I honestly didn’t expect the answer I got — I assumed that folks’ teeth would be one of those “recession proof” things. At least regular check ups and cleanings.
Not the case: “It’s been different… worst recession I can remember,” she said.
According to her, my region’s dentists and their office staff are reporting “not even getting their co-pays”.
That’s not good — and for a multitude of obvious reasons — but here’s a different way to think of it:
For all the official economic stats out there, and specifically the “leading economic indicators“, those stats like the “Average weekly jobless claims for unemployment insurance” and the “The University of Michigan Consumer Sentiment Index” that supposedly represent the trajectory of the economy, there’s probably not one that is as straight forward and tangible as the nascent one implied by my anecdote: are the folks in your town skimping on basic health maintenance?

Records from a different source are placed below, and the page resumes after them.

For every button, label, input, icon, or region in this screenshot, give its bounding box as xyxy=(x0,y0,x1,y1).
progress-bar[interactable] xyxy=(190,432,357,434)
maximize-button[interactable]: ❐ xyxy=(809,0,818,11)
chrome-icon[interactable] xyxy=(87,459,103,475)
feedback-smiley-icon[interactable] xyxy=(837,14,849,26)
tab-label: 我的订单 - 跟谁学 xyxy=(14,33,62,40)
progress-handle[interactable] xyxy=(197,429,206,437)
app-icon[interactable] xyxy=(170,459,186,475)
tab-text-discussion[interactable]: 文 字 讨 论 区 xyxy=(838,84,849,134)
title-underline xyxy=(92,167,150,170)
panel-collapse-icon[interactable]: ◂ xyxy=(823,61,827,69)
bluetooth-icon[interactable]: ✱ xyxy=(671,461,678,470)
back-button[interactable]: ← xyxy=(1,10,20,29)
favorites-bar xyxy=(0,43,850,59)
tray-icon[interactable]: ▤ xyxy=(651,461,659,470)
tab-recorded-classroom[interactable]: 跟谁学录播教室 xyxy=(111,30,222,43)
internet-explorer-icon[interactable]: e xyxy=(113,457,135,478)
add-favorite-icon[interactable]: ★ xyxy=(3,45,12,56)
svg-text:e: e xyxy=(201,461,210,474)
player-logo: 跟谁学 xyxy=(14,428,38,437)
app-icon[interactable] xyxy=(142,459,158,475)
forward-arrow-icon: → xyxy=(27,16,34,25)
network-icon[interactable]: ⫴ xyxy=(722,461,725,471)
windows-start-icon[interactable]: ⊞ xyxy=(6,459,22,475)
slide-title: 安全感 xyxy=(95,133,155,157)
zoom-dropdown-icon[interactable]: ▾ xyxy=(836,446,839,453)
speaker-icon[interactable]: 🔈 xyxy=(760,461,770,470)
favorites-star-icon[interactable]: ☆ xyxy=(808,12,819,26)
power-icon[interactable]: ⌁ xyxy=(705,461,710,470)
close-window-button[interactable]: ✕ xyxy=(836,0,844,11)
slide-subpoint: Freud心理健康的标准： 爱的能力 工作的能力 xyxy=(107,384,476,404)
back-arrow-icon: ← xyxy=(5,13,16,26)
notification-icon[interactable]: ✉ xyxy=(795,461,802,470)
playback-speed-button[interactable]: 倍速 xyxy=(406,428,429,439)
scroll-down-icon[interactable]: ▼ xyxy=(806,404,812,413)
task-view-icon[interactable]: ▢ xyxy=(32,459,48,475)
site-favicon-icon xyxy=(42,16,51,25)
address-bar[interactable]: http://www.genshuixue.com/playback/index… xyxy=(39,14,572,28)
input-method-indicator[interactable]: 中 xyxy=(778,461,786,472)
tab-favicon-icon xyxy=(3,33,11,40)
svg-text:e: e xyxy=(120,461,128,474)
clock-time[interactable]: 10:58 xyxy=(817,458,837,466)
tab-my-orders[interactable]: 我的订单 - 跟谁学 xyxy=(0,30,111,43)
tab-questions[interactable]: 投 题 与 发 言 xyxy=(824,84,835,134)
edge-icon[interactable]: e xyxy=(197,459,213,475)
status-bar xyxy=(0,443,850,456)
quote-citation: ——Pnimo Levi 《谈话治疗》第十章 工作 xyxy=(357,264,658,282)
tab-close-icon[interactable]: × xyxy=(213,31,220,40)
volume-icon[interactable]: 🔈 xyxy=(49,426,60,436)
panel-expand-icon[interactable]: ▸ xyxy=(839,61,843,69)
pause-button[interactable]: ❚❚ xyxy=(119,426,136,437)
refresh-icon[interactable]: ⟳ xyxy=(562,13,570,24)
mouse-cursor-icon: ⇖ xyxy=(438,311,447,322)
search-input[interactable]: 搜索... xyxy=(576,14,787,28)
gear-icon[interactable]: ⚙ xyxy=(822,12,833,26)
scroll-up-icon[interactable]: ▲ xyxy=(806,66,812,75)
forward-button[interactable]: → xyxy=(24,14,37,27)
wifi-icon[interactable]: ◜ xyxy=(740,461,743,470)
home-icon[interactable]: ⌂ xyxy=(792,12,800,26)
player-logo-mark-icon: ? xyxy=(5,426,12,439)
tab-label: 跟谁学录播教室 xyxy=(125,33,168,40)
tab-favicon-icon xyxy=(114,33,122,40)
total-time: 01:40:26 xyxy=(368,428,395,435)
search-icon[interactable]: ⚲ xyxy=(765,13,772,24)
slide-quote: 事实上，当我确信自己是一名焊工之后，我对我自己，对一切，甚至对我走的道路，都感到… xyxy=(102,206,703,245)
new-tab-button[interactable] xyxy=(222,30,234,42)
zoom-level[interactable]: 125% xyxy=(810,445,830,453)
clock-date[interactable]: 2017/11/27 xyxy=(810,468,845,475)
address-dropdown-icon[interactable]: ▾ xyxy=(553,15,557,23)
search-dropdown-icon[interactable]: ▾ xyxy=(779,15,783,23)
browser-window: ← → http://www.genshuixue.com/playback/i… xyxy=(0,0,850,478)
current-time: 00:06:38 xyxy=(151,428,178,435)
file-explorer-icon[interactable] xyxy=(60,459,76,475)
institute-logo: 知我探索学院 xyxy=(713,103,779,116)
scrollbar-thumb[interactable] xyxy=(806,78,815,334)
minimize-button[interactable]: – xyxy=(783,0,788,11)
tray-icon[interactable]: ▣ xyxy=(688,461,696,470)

I think it’s fair to say that it might be time to think about changing that phrase, “All politics is local”, to “All economics Is local”.
If we want folks to understand the state of the economy, why start with national, abstract measurements? Why not anchor it to the folks in your town?
Actually, I’ve been meaning to write about this concept for a while… Way back in 2009, I noticed that when I went to the bank I’d see a lot more people than normal with their change baskets at the counting machines — dumping change, waiting patiently, dumping more, waiting and then finally taking the paper print out to the counter.
I had the fleeting thought back then that it would be really interesting to see the data regarding the usage of those machines?
My thesis: you could gauge the anxiety or budget stress families were having in a region by measuring the frequency and volume of change redemption across banks.
Who ever thought the change in the couch could give you so much insight?